KD-Net: Continuous-Keystroke-Dynamics-Based Human Identification from RGB-D Image Sequences
Round 1
Reviewer 1 Report
The Authors must be ameliorate the describes and the clearly of methods, are very confused
Author Response
We would like to thank you for the positive evaluation of our work as well as for the detailed comments and suggestions that helped improving our paper. Please refer to the attached responses to your comment.
Author Response File: Author Response.pdf
Reviewer 2 Report
[Strengths]
• The author explored a novel visual modality of keystroke dynamics for human identification from RGB-D image sequences captured by a single RGB-D sensor.
• Author created a novel dataset dubbed KD-MultiModal (RGB/depth-images of keystroke dynamics) that contains 243.2K frames of RGB images and depth images, obtained by recording the video of hand typing via an Azure Kinect. The author will make the dataset public when the paper is published to facilitate the related study.
• Author trained a deep neural network to verify the proposed modality of keystroke biometrics.
[Weaknesses]
• Existing studies mainly depend on the key press or release events, which focus on recording the velocities of pressing and releasing different keys, the typing styles of specific keys or combinations of keys, or the pressure exerted when pressing a key. The aforementioned work is based on restricted scenario assumptions, i.e., we don't have a camera scenario for authentication. If we have a camera, why don't we just do face recognition? What is the value of the application of identity recognition for hand-based information?
• The paper only compares its work to PointLSTM. It would be more helpful to compare the paper's work with more recent research.
• Learning spatiotemporal features is a crucial component of this model. However, there is a lack of an introduction to existing spatiotemporal feature learning methods. Please provide some methods for references, such as [1], [2], [3].
[1] Two-stream convolutional networks for action recognition in videos
[2] Towards Omni-Supervised Face Alignment for Large Scale Unlabeled Videos.

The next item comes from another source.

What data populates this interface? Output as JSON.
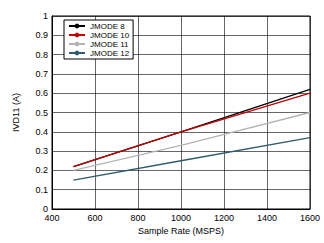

[3] Stm: Spatiotemporal and motion encoding for action recognition
Concerns about the writing. Please take a close look at the entire manuscript. For example, (1). ‘ROI of keboard and hand’ in Figure 3.
Author Response
We would like to thank you for the positive evaluation of our work as well as for the detailed comments and suggestions that helped improving our paper. Please refer to the attached responses to your comment.
Author Response File: Author Response.pdf
Reviewer 3 Report
This paper discussed a visual modality of keystroke biometrics for human identification using a single RGB-D sensor. The authors create a dataset that contains 243.2K frames of RGB images and depth images, obtained by recording the video of hand typing with a single RGB-D sensor. Deep neural networks are adopted to learn features from different data representations, including RGB-KD-Net, D-KD-Net and RGBD-KD-Net. The results show that RGB-D is more accurate in distinguishing individuals than RGB and point clouds. This work is interesting for using keystroke biometrics for human identification. There are two questions about the work.
1. For ROI extraction, there is a RGB-D sensor to capture the images, how do not use the deepth information to get the keybord and hand area directly?
2. For spetiotemporal sequences, how many frames is more suitable for the identification network.
Author Response
We would like to thank you for the positive evaluation of our work as well as for the detailed comments and suggestions that helped improving our paper. Please refer to the attached responses to your comment.
Author Response File: Author Response.pdf
Round 2
Reviewer 2 Report
The author addressed all my concerns.